About 58% of eyeglass sales are in the hands of smugglers. This is equivalent to a loss of R $ 350 million per year - half of the sector's turnover.
Of every ten portable electronics, such as clock radios and recorders, four are sold without a note, says an industry manufacturer. In the CD market, pirated copies account for 50% of sales - in 1997 it did not exceed 5%, according to manufacturers.
In the pharmaceutical sector, the informality index reaches about 30% of sales - in 1997 it was no more than 10%. In the case of fuels, 10%, according to the study by Mckinsey.
The BSA (Business Software Alliance) and Abes (Brazilian Association of Software Companies) report that the software piracy rate in the country is 61%. This leads to a loss of R $ 519 million per year - the average piracy rate in the world is 36% and generates losses to the sector of US $ 29 billion per year.
The “gray market” for computers has taken a leap in the past five years in the country. In 1999, pirated PCs accounted for about 59% of sales in the country. In 2003, 70%. Estimates for the end of 2004 were close to 74%, according to Abinee (Brazilian Association of the Electrical and Electronic Industry).
Of the 150 billion cigarettes sold annually in the country, 35 billion enter the country illegally, coming from Paraguay, Uruguay and China. This smuggling results in tax evasion of R $ 1,4 billion. In the beer and soft drink sector, evasion, which occurs in the entire production chain, is almost the same size: R $ 1,3 billion, according to Mckinsey.

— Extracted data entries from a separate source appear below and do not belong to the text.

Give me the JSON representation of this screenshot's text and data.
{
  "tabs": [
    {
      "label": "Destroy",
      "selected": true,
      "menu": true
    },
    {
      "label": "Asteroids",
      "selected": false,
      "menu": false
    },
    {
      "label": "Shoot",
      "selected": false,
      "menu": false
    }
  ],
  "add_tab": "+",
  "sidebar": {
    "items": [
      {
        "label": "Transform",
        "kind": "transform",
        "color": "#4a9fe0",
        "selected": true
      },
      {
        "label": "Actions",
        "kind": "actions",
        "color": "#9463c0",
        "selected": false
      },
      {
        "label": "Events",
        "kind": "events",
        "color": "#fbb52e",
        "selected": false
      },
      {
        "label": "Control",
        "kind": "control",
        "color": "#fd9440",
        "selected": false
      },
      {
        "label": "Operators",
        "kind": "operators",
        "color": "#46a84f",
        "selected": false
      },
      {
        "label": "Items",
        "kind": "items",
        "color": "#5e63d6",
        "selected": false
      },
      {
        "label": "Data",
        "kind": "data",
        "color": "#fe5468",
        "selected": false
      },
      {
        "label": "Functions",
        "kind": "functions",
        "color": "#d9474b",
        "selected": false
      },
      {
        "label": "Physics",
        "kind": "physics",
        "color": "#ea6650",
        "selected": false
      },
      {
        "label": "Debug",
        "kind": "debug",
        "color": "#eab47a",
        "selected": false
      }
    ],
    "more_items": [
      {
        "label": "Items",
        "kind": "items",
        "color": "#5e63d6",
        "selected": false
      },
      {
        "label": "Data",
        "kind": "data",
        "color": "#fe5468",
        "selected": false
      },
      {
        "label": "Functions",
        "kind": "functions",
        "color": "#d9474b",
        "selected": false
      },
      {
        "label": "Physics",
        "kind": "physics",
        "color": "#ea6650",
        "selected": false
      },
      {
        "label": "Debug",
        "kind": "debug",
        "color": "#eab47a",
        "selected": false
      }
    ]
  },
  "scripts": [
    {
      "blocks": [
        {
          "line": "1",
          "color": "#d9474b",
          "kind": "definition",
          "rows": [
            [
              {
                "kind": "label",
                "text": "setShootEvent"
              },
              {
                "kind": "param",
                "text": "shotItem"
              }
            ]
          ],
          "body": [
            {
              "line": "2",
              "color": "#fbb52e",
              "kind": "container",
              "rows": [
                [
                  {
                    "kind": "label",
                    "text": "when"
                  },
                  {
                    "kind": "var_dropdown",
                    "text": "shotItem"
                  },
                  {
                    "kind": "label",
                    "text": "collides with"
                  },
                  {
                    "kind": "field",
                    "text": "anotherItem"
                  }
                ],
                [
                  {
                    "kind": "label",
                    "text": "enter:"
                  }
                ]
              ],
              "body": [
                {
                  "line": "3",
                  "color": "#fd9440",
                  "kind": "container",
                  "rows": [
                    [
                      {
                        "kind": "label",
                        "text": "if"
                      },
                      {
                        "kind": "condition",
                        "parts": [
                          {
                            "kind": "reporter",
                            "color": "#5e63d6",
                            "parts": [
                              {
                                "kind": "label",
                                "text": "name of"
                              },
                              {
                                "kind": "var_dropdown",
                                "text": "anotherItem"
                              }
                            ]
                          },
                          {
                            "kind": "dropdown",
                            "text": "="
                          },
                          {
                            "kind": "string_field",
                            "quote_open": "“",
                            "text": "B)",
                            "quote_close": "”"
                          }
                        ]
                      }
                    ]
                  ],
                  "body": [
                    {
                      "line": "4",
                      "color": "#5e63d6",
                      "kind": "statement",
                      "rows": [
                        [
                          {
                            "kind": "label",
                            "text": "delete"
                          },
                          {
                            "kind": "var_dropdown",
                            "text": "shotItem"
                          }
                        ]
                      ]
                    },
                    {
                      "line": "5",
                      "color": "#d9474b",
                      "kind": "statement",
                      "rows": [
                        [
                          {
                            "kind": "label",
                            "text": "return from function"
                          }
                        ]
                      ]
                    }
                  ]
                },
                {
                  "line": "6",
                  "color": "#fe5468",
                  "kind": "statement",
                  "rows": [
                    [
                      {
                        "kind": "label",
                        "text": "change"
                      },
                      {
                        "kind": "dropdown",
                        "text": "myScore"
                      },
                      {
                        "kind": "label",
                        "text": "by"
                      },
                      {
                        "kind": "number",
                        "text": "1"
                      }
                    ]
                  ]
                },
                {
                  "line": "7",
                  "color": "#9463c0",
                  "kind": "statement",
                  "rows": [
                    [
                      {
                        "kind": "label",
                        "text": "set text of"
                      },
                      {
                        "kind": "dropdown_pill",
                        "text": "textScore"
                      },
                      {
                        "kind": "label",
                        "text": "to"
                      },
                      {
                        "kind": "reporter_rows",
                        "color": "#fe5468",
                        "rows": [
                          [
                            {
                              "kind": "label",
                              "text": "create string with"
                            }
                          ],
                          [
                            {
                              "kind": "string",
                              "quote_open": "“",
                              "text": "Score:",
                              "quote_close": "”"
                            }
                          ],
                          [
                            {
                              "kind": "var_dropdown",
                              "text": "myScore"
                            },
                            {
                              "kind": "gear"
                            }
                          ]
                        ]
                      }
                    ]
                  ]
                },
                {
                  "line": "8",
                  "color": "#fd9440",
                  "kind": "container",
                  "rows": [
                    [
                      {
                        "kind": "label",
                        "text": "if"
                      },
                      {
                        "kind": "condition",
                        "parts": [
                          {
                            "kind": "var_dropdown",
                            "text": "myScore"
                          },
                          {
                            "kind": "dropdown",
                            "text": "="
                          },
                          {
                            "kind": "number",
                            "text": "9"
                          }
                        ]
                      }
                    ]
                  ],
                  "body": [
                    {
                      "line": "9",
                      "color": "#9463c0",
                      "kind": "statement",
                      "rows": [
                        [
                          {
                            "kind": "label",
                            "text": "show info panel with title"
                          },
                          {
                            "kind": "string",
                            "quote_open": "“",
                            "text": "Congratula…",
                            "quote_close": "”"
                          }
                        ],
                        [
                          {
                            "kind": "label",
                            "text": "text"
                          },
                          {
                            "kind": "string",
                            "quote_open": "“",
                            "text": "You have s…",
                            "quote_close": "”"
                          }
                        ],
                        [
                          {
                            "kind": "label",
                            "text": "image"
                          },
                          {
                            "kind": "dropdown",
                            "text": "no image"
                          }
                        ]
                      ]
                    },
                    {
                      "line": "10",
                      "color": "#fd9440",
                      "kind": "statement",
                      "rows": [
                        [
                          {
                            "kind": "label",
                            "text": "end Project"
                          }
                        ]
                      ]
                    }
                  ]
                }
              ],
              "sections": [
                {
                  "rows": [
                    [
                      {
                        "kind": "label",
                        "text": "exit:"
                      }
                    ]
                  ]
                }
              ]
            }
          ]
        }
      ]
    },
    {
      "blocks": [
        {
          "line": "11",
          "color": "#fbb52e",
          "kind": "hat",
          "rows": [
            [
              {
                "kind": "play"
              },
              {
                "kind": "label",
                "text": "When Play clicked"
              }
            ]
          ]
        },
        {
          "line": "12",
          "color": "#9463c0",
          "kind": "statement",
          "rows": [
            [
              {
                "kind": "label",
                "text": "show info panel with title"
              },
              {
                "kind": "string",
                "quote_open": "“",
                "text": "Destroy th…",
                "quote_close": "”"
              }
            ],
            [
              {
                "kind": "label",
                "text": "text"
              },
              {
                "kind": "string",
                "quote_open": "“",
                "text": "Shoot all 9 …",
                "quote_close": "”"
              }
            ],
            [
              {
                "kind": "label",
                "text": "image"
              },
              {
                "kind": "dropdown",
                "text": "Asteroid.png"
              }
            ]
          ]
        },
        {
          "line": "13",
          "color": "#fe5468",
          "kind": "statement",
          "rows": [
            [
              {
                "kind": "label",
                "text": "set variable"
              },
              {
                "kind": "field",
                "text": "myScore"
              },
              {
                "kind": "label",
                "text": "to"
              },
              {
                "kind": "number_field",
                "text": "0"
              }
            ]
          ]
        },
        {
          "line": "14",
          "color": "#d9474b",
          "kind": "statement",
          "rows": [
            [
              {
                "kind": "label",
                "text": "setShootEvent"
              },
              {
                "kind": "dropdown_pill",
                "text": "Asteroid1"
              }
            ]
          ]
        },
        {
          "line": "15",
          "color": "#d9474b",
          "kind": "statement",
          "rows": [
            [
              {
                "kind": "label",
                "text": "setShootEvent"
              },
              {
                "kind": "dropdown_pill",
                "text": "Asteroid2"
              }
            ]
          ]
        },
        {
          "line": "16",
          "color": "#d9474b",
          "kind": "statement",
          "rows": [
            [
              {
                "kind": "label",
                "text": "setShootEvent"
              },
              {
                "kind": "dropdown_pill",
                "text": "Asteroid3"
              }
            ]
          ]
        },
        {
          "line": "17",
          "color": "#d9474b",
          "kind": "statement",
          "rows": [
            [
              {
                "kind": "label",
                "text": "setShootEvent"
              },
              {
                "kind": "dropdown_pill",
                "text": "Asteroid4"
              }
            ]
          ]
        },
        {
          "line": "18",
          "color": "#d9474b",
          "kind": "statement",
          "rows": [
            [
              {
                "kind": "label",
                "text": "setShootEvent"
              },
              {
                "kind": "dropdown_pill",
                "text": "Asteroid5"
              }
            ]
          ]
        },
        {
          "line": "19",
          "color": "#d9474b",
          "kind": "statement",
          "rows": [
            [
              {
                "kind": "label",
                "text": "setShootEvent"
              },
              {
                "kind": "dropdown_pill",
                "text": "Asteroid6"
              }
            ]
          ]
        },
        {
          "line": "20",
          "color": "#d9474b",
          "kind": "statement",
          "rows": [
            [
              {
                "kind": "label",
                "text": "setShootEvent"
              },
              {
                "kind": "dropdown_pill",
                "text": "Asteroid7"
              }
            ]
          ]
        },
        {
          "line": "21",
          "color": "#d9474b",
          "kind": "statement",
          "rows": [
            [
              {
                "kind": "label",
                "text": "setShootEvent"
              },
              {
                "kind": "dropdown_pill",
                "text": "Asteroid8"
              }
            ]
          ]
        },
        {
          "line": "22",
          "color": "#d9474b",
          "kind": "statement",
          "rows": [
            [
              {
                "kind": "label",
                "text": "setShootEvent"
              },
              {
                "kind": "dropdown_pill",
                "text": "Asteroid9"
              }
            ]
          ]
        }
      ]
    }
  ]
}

In the calculations of the World Customs Organization, piracy represents 9% of world trade and generates R $ 1,25 trillion per year. In Brazil, R $ 56 billion per year. The collection loses about R $ 84 billion annually and 2 million jobs are cut, according to the Piracy CPI.
For entrepreneurs and specialists, informality reflects the high tax burden - up to 40% for some products -, high bureaucracy, the complexity of laws, the slowness of justice and inefficient inspection.
“We have reached a point where informality is part of the Brazilian culture. Crime pays off, since the profit is big, ”says Emerson Kapaz, executive president of Instituto Etco, a non-governmental organization for the defense of business ethics.
The consumer ends up supporting the informal market because he is always concerned with the pocket. “This is already my third Louis Vuitton bag. I don't mind buying the “falsifiquê” [counterfeit product] ”, says Jô Belluco, 37, event manager.
For entrepreneurs and economists, even if the economy grows 10% a year, the impact on the informal market is unlikely.